Plus, maybe our opponent, the weather will give us a break and bring a cold front and some rain.
Last note on this: Summer Dormancy
There is a case to be made for allowing your turf to go into dormancy in summer. This is basically a defense mechanism the turf uses naturally. It does the same thing in winter.
When conditions are not optimal for healthy growth, the turf goes into hibernation so it can live to fight another day. If you have watering restrictions where you live, or your schedule doesn’t allow for the added time to water, just let the turf go into dormancy naturally.
You will still need to give it at least ½” of irrigation or rainfall weekly so the crowns of the grass plant stay alive.
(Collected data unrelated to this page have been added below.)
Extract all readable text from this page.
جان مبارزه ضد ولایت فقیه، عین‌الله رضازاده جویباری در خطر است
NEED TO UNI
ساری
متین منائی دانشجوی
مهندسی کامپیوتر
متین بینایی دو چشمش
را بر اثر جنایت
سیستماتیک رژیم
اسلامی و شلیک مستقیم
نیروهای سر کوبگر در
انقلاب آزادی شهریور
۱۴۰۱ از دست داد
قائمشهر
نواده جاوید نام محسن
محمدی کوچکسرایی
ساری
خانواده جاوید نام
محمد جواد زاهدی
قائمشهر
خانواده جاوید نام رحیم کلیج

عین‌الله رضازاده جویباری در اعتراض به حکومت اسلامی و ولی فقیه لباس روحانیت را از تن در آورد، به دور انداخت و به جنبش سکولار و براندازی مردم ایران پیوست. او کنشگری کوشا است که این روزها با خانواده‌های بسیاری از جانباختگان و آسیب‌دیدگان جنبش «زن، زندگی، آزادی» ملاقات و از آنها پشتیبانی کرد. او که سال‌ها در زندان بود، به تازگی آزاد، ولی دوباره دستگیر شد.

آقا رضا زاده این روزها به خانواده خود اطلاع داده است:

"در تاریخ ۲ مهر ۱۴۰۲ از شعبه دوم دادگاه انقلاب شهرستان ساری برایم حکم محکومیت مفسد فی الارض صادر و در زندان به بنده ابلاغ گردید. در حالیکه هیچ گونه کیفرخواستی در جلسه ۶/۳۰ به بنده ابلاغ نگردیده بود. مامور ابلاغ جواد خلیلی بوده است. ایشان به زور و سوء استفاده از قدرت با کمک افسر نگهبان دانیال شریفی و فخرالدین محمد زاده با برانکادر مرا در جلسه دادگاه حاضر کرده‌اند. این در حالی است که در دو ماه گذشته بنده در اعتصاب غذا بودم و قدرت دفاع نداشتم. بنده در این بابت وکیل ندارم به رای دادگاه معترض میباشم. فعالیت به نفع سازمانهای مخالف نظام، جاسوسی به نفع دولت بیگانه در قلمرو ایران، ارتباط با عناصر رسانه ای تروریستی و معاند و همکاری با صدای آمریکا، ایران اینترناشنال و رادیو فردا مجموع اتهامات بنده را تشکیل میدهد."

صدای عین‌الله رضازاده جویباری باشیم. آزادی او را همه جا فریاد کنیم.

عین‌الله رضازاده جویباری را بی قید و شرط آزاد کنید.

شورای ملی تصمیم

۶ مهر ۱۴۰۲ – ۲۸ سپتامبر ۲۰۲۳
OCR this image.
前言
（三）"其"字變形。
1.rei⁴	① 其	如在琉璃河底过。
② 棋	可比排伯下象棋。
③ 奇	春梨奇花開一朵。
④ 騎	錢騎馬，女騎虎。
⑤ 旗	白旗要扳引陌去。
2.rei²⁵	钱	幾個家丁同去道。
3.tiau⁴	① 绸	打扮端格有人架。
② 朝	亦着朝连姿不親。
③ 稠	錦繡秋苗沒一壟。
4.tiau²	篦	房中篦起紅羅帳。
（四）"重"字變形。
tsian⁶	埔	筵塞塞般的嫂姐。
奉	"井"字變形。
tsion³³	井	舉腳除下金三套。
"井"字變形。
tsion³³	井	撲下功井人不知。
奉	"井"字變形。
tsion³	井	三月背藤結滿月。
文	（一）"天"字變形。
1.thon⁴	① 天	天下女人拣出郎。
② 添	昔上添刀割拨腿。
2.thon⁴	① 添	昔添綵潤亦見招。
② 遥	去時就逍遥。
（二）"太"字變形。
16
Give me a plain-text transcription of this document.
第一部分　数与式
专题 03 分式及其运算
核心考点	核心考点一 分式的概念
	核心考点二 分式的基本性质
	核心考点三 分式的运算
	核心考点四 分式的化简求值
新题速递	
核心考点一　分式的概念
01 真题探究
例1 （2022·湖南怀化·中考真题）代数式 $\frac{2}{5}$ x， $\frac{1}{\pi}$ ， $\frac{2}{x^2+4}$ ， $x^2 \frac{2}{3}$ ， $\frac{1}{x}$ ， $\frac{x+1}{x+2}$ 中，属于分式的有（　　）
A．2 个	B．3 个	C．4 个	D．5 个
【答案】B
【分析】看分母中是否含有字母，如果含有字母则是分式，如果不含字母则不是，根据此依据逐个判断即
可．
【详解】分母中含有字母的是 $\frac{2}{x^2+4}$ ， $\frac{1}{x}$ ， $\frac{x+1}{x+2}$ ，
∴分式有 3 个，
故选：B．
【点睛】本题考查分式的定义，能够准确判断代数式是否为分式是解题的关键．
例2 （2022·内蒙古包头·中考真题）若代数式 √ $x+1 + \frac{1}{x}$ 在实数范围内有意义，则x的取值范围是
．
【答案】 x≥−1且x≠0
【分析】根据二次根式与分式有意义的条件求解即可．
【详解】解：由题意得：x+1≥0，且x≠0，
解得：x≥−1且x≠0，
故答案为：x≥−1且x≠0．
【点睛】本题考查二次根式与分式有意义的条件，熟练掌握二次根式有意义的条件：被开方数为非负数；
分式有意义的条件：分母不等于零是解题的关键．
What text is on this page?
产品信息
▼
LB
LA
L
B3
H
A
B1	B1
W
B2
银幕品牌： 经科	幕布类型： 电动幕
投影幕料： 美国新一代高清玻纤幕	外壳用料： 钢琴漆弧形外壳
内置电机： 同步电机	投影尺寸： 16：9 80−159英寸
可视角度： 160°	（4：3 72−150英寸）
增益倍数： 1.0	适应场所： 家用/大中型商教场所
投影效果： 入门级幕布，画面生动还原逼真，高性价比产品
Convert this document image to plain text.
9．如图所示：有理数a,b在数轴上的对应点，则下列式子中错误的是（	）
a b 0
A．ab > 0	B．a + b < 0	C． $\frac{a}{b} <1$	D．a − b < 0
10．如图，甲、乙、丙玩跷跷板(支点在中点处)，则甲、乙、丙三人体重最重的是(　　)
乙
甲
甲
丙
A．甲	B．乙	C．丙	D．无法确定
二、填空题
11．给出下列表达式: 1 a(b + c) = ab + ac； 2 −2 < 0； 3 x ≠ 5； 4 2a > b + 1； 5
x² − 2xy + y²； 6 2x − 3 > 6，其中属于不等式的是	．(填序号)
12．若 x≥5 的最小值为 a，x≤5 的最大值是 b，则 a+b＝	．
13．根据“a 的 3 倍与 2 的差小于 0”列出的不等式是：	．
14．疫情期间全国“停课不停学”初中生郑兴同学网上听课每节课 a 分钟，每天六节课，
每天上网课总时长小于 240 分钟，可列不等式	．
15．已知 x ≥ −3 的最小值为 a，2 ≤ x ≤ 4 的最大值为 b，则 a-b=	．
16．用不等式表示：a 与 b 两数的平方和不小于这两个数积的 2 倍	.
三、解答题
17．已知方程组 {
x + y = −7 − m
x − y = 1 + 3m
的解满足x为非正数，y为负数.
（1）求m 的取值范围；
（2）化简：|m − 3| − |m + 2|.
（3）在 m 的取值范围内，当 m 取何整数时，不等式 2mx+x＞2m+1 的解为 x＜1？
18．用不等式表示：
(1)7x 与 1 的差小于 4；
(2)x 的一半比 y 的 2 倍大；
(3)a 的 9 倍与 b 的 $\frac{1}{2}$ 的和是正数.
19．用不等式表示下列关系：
Also, if you do decide to let it go dormant, don’t try to bring it out by all of the sudden taking your watering up. Let it stay there until it decides to wake up on its own closer to the fall time.
You will need to prepare for crabgrass though. It doesn’t care anything about heat and summer stress and will rage green in the midst of your brown, dormant lawn.
In the meantime, keep coaching that fighter through the early and middle rounds and hope the weather tires out and gives you (and me) a break.